Government testers have repeatedly passed through checkpoints with fake bombs and bomb parts — some of them small or seemingly benign — hidden under their clothes or in briefcases.

"The technology is not there where I'm comfortable finding bombs. The best way to find bombs is looking in the eyes of people," said Randall Larsen of the Institute for Homeland Security. "That means getting more TSA people in front of the X-ray machine instead of behind it and having them trained in behavior profiling."

David McIntyre, director of Texas A&M University's Integrative Center for Homeland Security, questioned whether screeners can identify odd behavior in a line of diverse travelers. "You mix people who do this all the time with people who don't speak English well, I would think it would be very difficult in today's circumstances to spot anomalous behavior," McIntyre said.

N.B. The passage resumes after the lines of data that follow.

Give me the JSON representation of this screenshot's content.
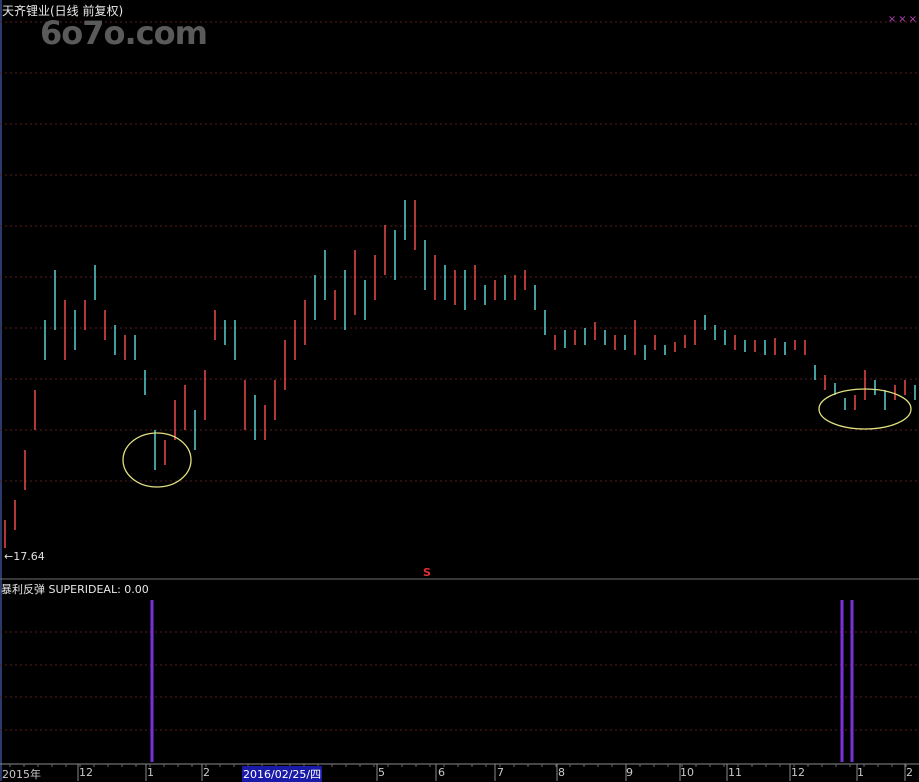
{
  "header": {
    "title": "天齐锂业(日线 前复权)",
    "watermark": "6o7o.com",
    "corner_marks": "×××"
  },
  "main_panel": {
    "low_label": "←17.64",
    "event_marker": "S",
    "colors": {
      "up": "#ff5050",
      "down": "#60e0e0",
      "background": "#000000",
      "grid": "#5a1e1e",
      "highlight_ellipse": "#e0e080"
    }
  },
  "indicator_panel": {
    "title": "暴利反弹  SUPERIDEAL: 0.00",
    "signal_color": "#7b2fd8"
  },
  "x_axis": {
    "labels": [
      "2015年",
      "12",
      "1",
      "2",
      "2016/02/25/四",
      "5",
      "6",
      "7",
      "8",
      "9",
      "10",
      "11",
      "12",
      "1",
      "2"
    ],
    "cursor_date": "2016/02/25/四"
  },
  "chart_data": {
    "type": "candlestick",
    "title": "天齐锂业(日线 前复权)",
    "min_price_label": 17.64,
    "bars_format": [
      "high",
      "low",
      "up"
    ],
    "bars": [
      [
        20.44,
        17.64,
        1
      ],
      [
        22.44,
        19.44,
        1
      ],
      [
        27.44,
        23.44,
        1
      ],
      [
        33.44,
        29.44,
        1
      ],
      [
        40.44,
        36.44,
        0
      ],
      [
        45.44,
        39.44,
        0
      ],
      [
        42.44,
        36.44,
        1
      ],
      [
        41.44,
        37.44,
        0
      ],
      [
        42.44,
        39.44,
        1
      ],
      [
        45.94,
        42.44,
        0
      ],
      [
        41.44,
        38.44,
        1
      ],
      [
        39.94,
        36.94,
        0
      ],
      [
        38.94,
        36.44,
        1
      ],
      [
        38.94,
        36.44,
        0
      ],
      [
        35.44,
        32.94,
        0
      ],
      [
        29.44,
        25.44,
        0
      ],
      [
        28.44,
        25.94,
        1
      ],
      [
        32.44,
        28.44,
        1
      ],
      [
        33.94,
        29.44,
        1
      ],
      [
        31.44,
        27.44,
        0
      ],
      [
        35.44,
        30.44,
        1
      ],
      [
        41.44,
        38.44,
        1
      ],
      [
        40.44,
        37.94,
        0
      ],
      [
        40.44,
        36.44,
        0
      ],
      [
        34.44,
        29.44,
        1
      ],
      [
        32.94,
        28.44,
        0
      ],
      [
        31.94,
        28.44,
        1
      ],
      [
        34.44,
        30.44,
        1
      ],
      [
        38.44,
        33.44,
        1
      ],
      [
        40.44,
        36.44,
        1
      ],
      [
        42.44,
        37.94,
        1
      ],
      [
        44.94,
        40.44,
        0
      ],
      [
        47.44,
        42.44,
        0
      ],
      [
        43.44,
        40.44,
        1
      ],
      [
        45.44,
        39.44,
        0
      ],
      [
        47.44,
        40.94,
        1
      ],
      [
        44.44,
        40.44,
        0
      ],
      [
        46.94,
        42.44,
        1
      ],
      [
        49.94,
        44.94,
        1
      ],
      [
        49.44,
        44.44,
        0
      ],
      [
        52.44,
        48.44,
        0
      ],
      [
        52.44,
        47.44,
        1
      ],
      [
        48.44,
        43.44,
        0
      ],
      [
        46.94,
        42.44,
        1
      ],
      [
        45.94,
        42.44,
        0
      ],
      [
        45.44,
        41.94,
        1
      ],
      [
        45.44,
        41.44,
        0
      ],
      [
        45.94,
        42.44,
        1
      ],
      [
        43.94,
        41.94,
        0
      ],
      [
        44.44,
        42.44,
        1
      ],
      [
        44.94,
        42.44,
        0
      ],
      [
        44.94,
        42.44,
        1
      ],
      [
        45.44,
        43.44,
        1
      ],
      [
        43.94,
        41.44,
        0
      ],
      [
        41.44,
        38.94,
        0
      ],
      [
        38.94,
        37.44,
        1
      ],
      [
        39.44,
        37.64,
        0
      ],
      [
        39.44,
        37.94,
        1
      ],
      [
        39.64,
        37.94,
        0
      ],
      [
        40.24,
        38.44,
        1
      ],
      [
        39.44,
        37.94,
        0
      ],
      [
        38.94,
        37.44,
        1
      ],
      [
        38.94,
        37.44,
        0
      ],
      [
        40.44,
        36.94,
        1
      ],
      [
        37.94,
        36.44,
        0
      ],
      [
        38.94,
        37.44,
        1
      ],
      [
        37.94,
        36.94,
        0
      ],
      [
        38.24,
        37.24,
        1
      ],
      [
        38.94,
        37.64,
        1
      ],
      [
        40.44,
        37.94,
        1
      ],
      [
        40.94,
        39.44,
        0
      ],
      [
        39.94,
        38.44,
        0
      ],
      [
        39.44,
        37.94,
        0
      ],
      [
        38.94,
        37.44,
        1
      ],
      [
        38.44,
        37.24,
        0
      ],
      [
        38.44,
        37.24,
        1
      ],
      [
        38.44,
        36.94,
        0
      ],
      [
        38.64,
        36.94,
        1
      ],
      [
        38.24,
        36.94,
        0
      ],
      [
        38.44,
        37.44,
        1
      ],
      [
        38.44,
        36.94,
        1
      ],
      [
        35.94,
        34.44,
        0
      ],
      [
        34.94,
        33.44,
        1
      ],
      [
        34.14,
        32.94,
        0
      ],
      [
        32.64,
        31.44,
        0
      ],
      [
        32.94,
        31.44,
        1
      ],
      [
        35.44,
        32.44,
        1
      ],
      [
        34.44,
        32.94,
        0
      ],
      [
        33.44,
        31.44,
        0
      ],
      [
        33.94,
        32.44,
        1
      ],
      [
        34.44,
        32.94,
        1
      ],
      [
        33.94,
        32.44,
        0
      ]
    ],
    "indicator": {
      "name": "SUPERIDEAL",
      "value": 0.0,
      "signal_bar_indices": [
        15,
        84,
        85
      ]
    },
    "grid": true
  }
}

Although the TSA has designed the new checkpoint, it will not pay for airports to adopt the lights, soundtracks, counters and other features not used to screen passengers. "If it achieves its objectives, we'll market it, and the airports and airlines will pay," Hawley said.

The TSA will pay for new security equipment such as screener headsets and possibly bin-return machines.

Airports will be watching the test in Baltimore, said Charles Chambers of the Airports Council International. "I'm sure you'll find airports that are willing to pay the costs of test the equipment," Chambers said.